Zhang Zhongwen, Wang Qiannan, Yao Jinming, Zhou Xiaojun, Zhao Junyu, Zhang Xiaoqian, Dong Jianjun, Liao Lin
Department of Endocrinology, Shandong Provincial Qianfoshan Hospital, the First Hospital Affiliated with Shandong First Medical University, Jinan, China.
Division of Endocrinology, Department of Internal Medicine, Shandong Provincial QianFoShan Hospital, Shandong University, Jinan, China.
Front Pharmacol. 2020 Mar 3;11:146. doi: 10.3389/fphar.2020.00146. eCollection 2020.
The key characteristic of cardiovascular disease (CVD) is endothelial dysfunction, which is likely the consequence of inflammation. It is well demonstrated that chemokines and their receptors play a crucial role in regulating inflammatory responses, and recently, much attention has been paid to chemokine receptor 5 (CCR5) and its ligands. For example, CCR5 aggravates the inflammatory response in adipose tissue by regulating macrophage recruitment and M1/M2 phenotype switch, thus causing insulin resistance and obesity. Inhibition of CCR5 expression reduces the aggregation of pro-atherogenic cytokines to the site of arterial injury. However, targeting CCR5 is not always effective, and emerging evidence has shown that CCR5 facilitates progenitor cell recruitment and promotes vascular endothelial cell repair. In this paper, we provide recent insights into the role of CCR5 and its ligands in metabolic syndrome as related to cardiovascular disease and the opportunities and roadblocks in targeting CCR5 and its ligands.

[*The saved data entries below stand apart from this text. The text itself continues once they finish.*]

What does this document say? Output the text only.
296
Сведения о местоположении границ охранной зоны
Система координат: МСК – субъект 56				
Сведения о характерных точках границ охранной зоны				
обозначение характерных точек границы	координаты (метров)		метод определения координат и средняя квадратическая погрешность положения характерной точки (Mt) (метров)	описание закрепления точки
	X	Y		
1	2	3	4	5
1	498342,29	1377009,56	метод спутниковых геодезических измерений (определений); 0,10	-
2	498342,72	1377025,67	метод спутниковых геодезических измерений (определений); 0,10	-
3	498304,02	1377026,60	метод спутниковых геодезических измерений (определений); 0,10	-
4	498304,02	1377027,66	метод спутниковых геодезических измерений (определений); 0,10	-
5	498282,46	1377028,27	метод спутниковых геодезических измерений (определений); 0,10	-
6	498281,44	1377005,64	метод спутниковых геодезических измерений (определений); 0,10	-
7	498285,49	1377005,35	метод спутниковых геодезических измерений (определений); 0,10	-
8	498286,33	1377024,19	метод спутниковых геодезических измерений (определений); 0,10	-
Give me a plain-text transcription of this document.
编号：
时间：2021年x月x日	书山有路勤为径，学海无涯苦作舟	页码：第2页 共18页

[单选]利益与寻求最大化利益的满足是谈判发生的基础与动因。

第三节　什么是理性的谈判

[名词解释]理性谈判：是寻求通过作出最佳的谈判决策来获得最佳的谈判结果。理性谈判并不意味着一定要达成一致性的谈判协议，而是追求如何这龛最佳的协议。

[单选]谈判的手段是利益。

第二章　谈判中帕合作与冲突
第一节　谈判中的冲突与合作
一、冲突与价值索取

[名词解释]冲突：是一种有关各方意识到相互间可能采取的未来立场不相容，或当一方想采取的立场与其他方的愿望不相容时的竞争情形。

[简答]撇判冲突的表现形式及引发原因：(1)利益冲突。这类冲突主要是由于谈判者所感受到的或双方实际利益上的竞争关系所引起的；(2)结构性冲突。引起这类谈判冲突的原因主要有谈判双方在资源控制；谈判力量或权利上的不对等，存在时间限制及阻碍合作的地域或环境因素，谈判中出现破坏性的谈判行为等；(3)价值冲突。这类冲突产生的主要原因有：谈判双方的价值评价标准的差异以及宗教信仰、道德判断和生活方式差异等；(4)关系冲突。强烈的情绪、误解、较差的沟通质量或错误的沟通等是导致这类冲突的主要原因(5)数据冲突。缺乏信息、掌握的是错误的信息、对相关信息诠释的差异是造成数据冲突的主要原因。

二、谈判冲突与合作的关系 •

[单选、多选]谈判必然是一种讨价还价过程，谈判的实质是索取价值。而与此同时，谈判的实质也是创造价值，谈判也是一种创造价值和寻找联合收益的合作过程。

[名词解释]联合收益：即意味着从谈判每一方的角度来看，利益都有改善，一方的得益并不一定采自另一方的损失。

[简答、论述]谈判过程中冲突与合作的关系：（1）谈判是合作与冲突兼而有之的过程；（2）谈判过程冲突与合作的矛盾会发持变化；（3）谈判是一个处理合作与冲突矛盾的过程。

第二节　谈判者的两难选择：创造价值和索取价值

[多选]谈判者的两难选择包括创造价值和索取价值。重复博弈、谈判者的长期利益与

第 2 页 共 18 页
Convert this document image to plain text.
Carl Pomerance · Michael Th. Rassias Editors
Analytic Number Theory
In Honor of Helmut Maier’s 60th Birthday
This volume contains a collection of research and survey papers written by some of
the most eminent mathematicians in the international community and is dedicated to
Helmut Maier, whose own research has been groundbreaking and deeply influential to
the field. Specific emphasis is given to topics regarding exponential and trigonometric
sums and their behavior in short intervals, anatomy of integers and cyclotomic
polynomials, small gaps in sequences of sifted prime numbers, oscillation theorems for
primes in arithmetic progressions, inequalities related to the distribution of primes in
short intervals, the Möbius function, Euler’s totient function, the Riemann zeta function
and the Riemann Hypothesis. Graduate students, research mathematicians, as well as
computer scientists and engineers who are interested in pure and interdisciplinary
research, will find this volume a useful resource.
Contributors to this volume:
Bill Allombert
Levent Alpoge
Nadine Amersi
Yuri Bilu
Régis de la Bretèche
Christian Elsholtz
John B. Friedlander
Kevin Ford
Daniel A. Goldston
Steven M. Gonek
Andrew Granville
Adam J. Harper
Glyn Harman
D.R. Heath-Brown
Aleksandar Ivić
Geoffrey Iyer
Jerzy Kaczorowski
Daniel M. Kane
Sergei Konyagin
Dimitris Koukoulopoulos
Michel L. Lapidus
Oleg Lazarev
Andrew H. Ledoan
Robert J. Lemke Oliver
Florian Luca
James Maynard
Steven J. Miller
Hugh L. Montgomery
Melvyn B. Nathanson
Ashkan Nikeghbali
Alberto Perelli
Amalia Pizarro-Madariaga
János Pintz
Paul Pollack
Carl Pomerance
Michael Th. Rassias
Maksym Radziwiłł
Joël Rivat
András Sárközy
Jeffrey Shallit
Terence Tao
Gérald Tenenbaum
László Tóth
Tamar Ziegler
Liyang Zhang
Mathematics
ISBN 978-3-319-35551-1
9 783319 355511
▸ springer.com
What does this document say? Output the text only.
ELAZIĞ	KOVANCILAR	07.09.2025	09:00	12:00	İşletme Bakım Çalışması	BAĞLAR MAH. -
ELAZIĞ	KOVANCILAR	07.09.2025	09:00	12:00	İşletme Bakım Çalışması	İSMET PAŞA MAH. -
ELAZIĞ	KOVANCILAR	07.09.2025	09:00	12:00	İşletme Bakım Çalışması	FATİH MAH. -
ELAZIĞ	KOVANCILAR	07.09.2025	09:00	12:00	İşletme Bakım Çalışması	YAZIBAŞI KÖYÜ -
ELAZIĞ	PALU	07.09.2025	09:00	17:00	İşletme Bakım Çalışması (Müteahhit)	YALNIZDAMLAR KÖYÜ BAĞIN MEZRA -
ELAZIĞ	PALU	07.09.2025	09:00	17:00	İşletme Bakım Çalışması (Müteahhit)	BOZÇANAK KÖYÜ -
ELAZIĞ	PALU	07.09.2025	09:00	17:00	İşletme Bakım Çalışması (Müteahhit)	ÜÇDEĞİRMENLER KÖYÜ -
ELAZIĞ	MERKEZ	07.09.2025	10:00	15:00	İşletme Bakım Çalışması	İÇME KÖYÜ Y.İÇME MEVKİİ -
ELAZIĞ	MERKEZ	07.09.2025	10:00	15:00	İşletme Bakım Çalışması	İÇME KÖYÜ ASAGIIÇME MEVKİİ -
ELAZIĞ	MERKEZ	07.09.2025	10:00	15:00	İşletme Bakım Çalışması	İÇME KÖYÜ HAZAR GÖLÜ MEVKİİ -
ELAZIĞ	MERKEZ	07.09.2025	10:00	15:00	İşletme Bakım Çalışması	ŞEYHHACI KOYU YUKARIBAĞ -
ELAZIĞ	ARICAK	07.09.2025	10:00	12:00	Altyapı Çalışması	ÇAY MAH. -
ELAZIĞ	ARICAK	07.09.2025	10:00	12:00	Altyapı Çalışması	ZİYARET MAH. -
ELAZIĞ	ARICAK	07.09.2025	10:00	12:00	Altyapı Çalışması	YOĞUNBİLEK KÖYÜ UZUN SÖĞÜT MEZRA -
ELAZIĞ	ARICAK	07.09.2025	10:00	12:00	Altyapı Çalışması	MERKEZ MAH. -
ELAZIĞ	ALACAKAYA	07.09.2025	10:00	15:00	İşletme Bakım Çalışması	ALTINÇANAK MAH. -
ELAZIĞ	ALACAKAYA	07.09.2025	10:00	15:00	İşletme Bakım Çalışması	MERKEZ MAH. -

心血管疾病(CVD)的关键特征是内皮功能障碍,这很可能是炎症的结果。有充分证据表明,趋化因子及其受体在调节炎症反应中起关键作用,最近,趋化因子受体5(CCR5)及其配体受到了广泛关注。例如,CCR5通过调节巨噬细胞募集和M1/M2表型转换加剧脂肪组织中的炎症反应,从而导致胰岛素抵抗和肥胖。抑制CCR5表达可减少促动脉粥样硬化细胞因子在动脉损伤部位的聚集。然而,靶向CCR5并不总是有效,新出现的证据表明,CCR5促进祖细胞募集并促进血管内皮细胞修复。在本文中,我们提供了关于CCR5及其配体在与心血管疾病相关的代谢综合征中的作用以及靶向CCR5及其配体的机会和障碍的最新见解。